As we age and the people in our lives begin to move away or pass, the loss of companionship and interaction with others can be a very real problem. Situations and friendships dissolving over time is a natural cycle of life, as nothing is permanent and change is ever-present. The loss of loved ones due to illness or geographical distance can cause a sense of loneliness and depression for us as we get older. It has always been said that a dog is a man’s best friend, and truer words have not be spoken when we age and have dog as a companion. Of course, it is not only dogs that can provide such companionship, cats, birds and a host of other animals can also serve as great companions.
Research studies tend to suggest that pets can benefit our health
Many research studies have been done regarding how pet ownership or living with a pet can benefit our health. Measuring the impact of human and animal interaction is difficult and problematic for researchers, so there are very few definitive conclusions that have been reached through these studies. The results of many studies do tend to suggest that having a pet can help with heart health and reducing depression or loneliness. One study suggested that pet ownership is an important source of much needed social support. This social support enhances a person’s well-being and alleviates loneliness. Another study found that those who have a pet had fewer doctor visits.
A growing trend in physical and mental therapy is the use of therapy dogs to help those patients suffering from depression, high blood pressure, and other conditions.

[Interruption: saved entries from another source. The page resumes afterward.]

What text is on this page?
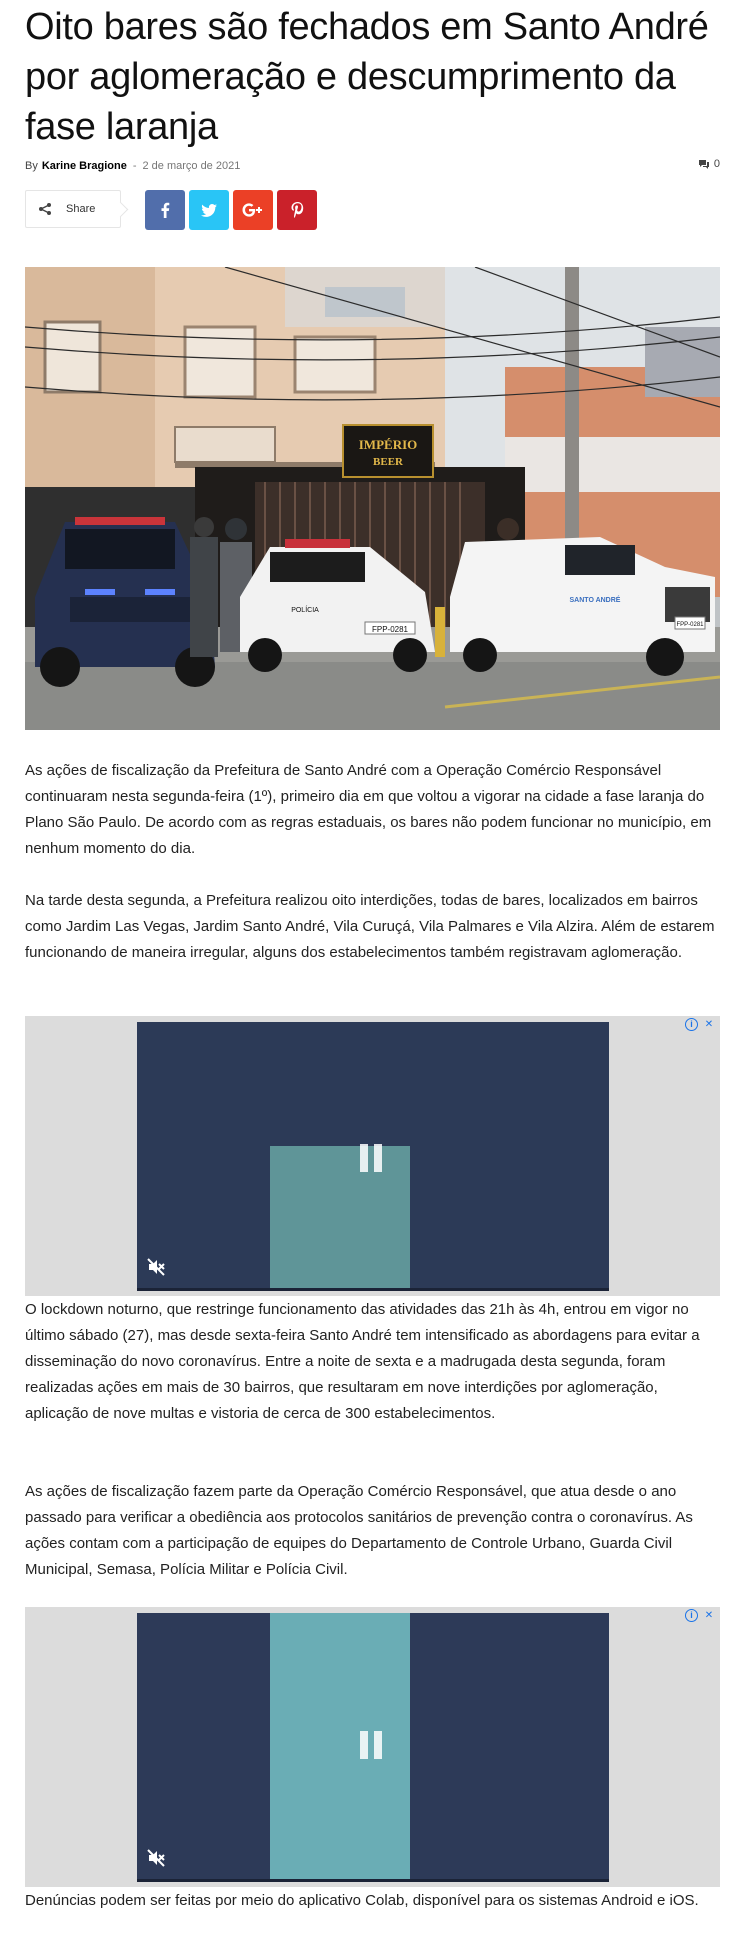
Oito bares são fechados em Santo André por aglomeração e descumprimento da fase laranja
By Karine Bragione - 2 de março de 2021	0
Share
IMPÉRIO
BEER
FPP-0281
POLÍCIA
FPP-0281
SANTO ANDRÉ

As ações de fiscalização da Prefeitura de Santo André com a Operação Comércio Responsável continuaram nesta segunda-feira (1º), primeiro dia em que voltou a vigorar na cidade a fase laranja do Plano São Paulo. De acordo com as regras estaduais, os bares não podem funcionar no município, em nenhum momento do dia.

Na tarde desta segunda, a Prefeitura realizou oito interdições, todas de bares, localizados em bairros como Jardim Las Vegas, Jardim Santo André, Vila Curuçá, Vila Palmares e Vila Alzira. Além de estarem funcionando de maneira irregular, alguns dos estabelecimentos também registravam aglomeração.

i	✕

O lockdown noturno, que restringe funcionamento das atividades das 21h às 4h, entrou em vigor no último sábado (27), mas desde sexta-feira Santo André tem intensificado as abordagens para evitar a disseminação do novo coronavírus. Entre a noite de sexta e a madrugada desta segunda, foram realizadas ações em mais de 30 bairros, que resultaram em nove interdições por aglomeração, aplicação de nove multas e vistoria de cerca de 300 estabelecimentos.

As ações de fiscalização fazem parte da Operação Comércio Responsável, que atua desde o ano passado para verificar a obediência aos protocolos sanitários de prevenção contra o coronavírus. As ações contam com a participação de equipes do Departamento de Controle Urbano, Guarda Civil Municipal, Semasa, Polícia Militar e Polícia Civil.

i	✕

Denúncias podem ser feitas por meio do aplicativo Colab, disponível para os sistemas Android e iOS.
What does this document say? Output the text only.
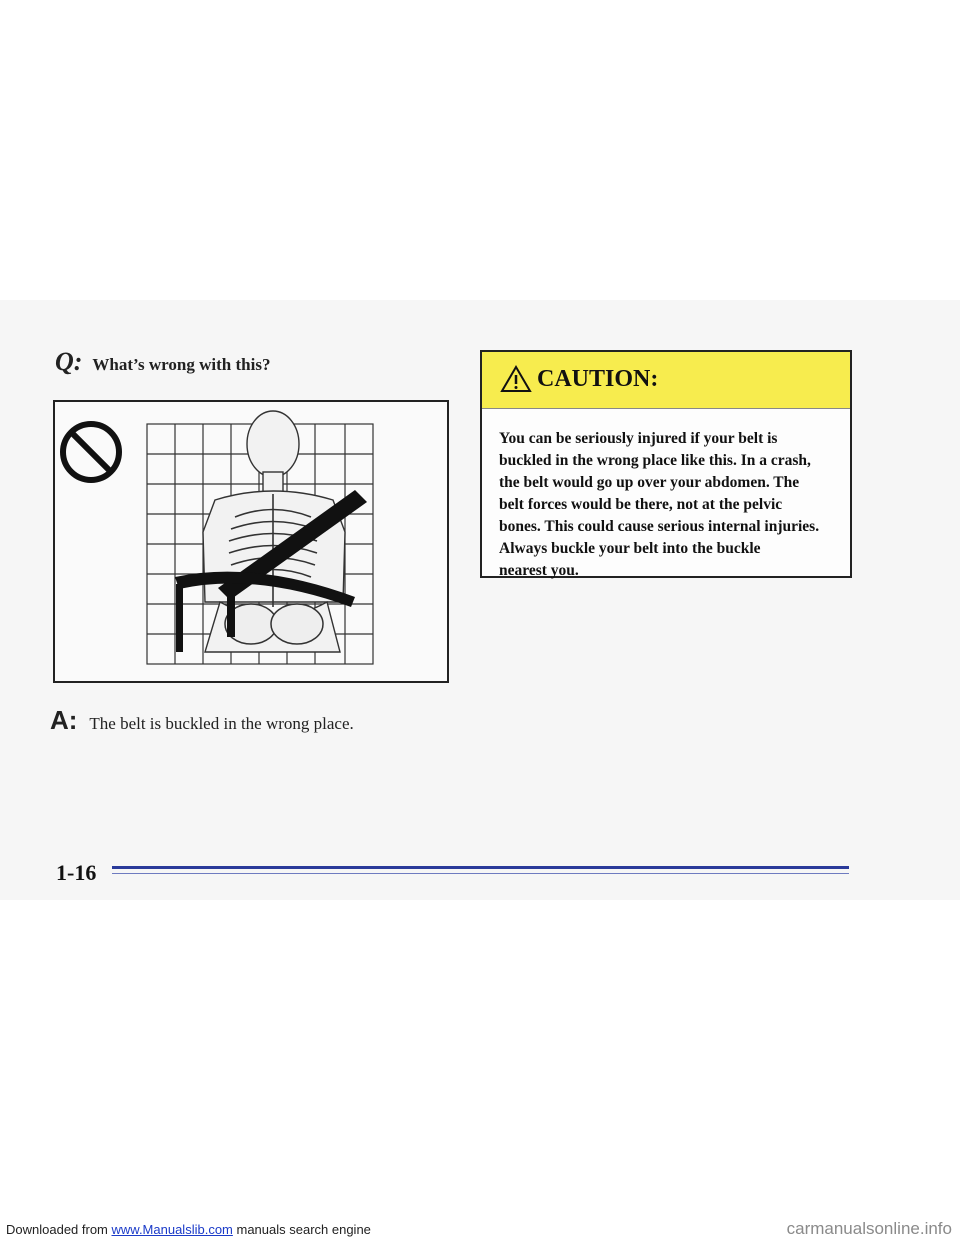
Q: What’s wrong with this?
A: The belt is buckled in the wrong place.
CAUTION:
You can be seriously injured if your belt is
buckled in the wrong place like this. In a crash,
the belt would go up over your abdomen. The
belt forces would be there, not at the pelvic
bones. This could cause serious internal injuries.
Always buckle your belt into the buckle
nearest you.
1-16
Downloaded from www.Manualslib.com manuals search engine	carmanualsonline.info
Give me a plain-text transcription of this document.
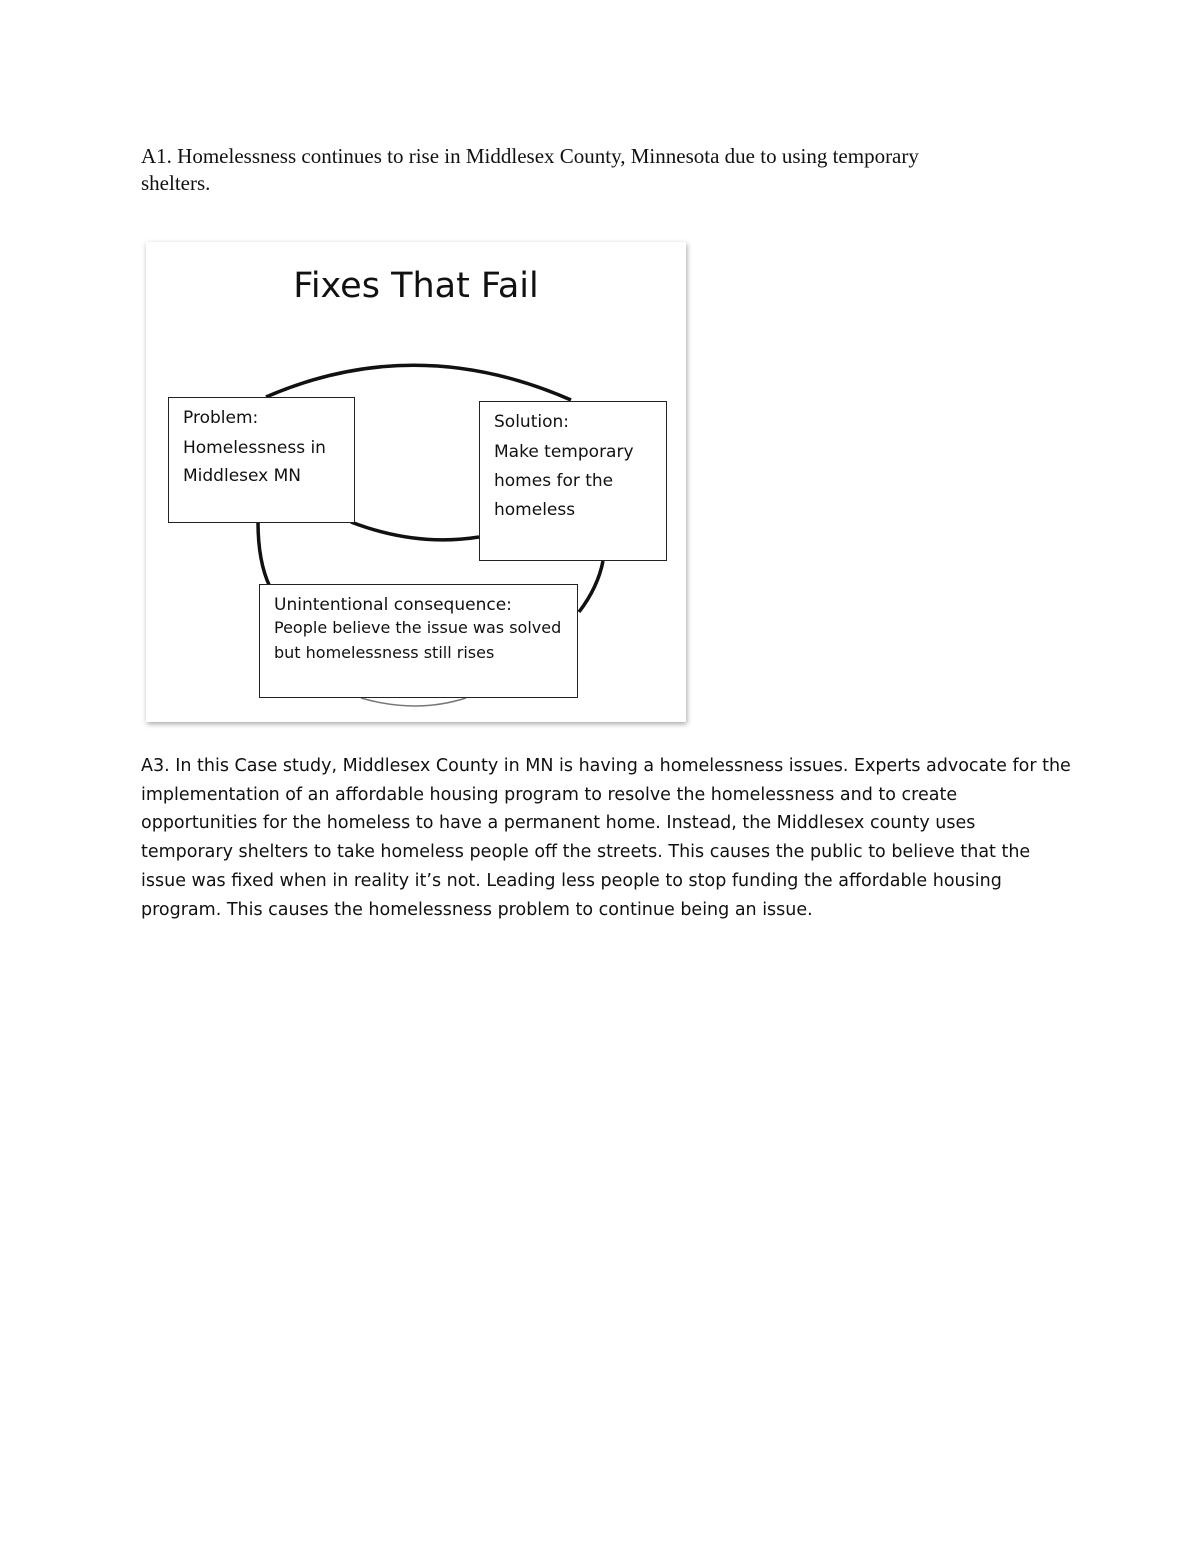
A1. Homelessness continues to rise in Middlesex County, Minnesota due to using temporary shelters.
Fixes That Fail
Problem:
Homelessness in Middlesex MN
Solution:
Make temporary homes for the homeless
Unintentional consequence:
People believe the issue was solved but homelessness still rises
A3. In this Case study, Middlesex County in MN is having a homelessness issues. Experts advocate for the implementation of an affordable housing program to resolve the homelessness and to create opportunities for the homeless to have a permanent home. Instead, the Middlesex county uses temporary shelters to take homeless people off the streets. This causes the public to believe that the issue was fixed when in reality it’s not. Leading less people to stop funding the affordable housing program. This causes the homelessness problem to continue being an issue.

Research suggests that animals have a healing effect on certain mental conditions in patients, such as decreasing stress and anxiety in post-traumatic stress disorder patients, decreasing loneliness and feelings of isolation in elderly patients and increasing self-esteem and spirit. The increase in self-esteem enables patients in physical therapy to be more involved in group activities.
The benefits of pet interaction also manifest in lowered blood pressure, a decrease in heart rates, an increase in endorphins, dopamine, oxytocin, and serotonin, hormones which are associated with good health and a feeling of well-being. Hospitals and nursing homes have begun to use therapy animals much more in the past few years, and report a very positive impact on their patients’ quality of life.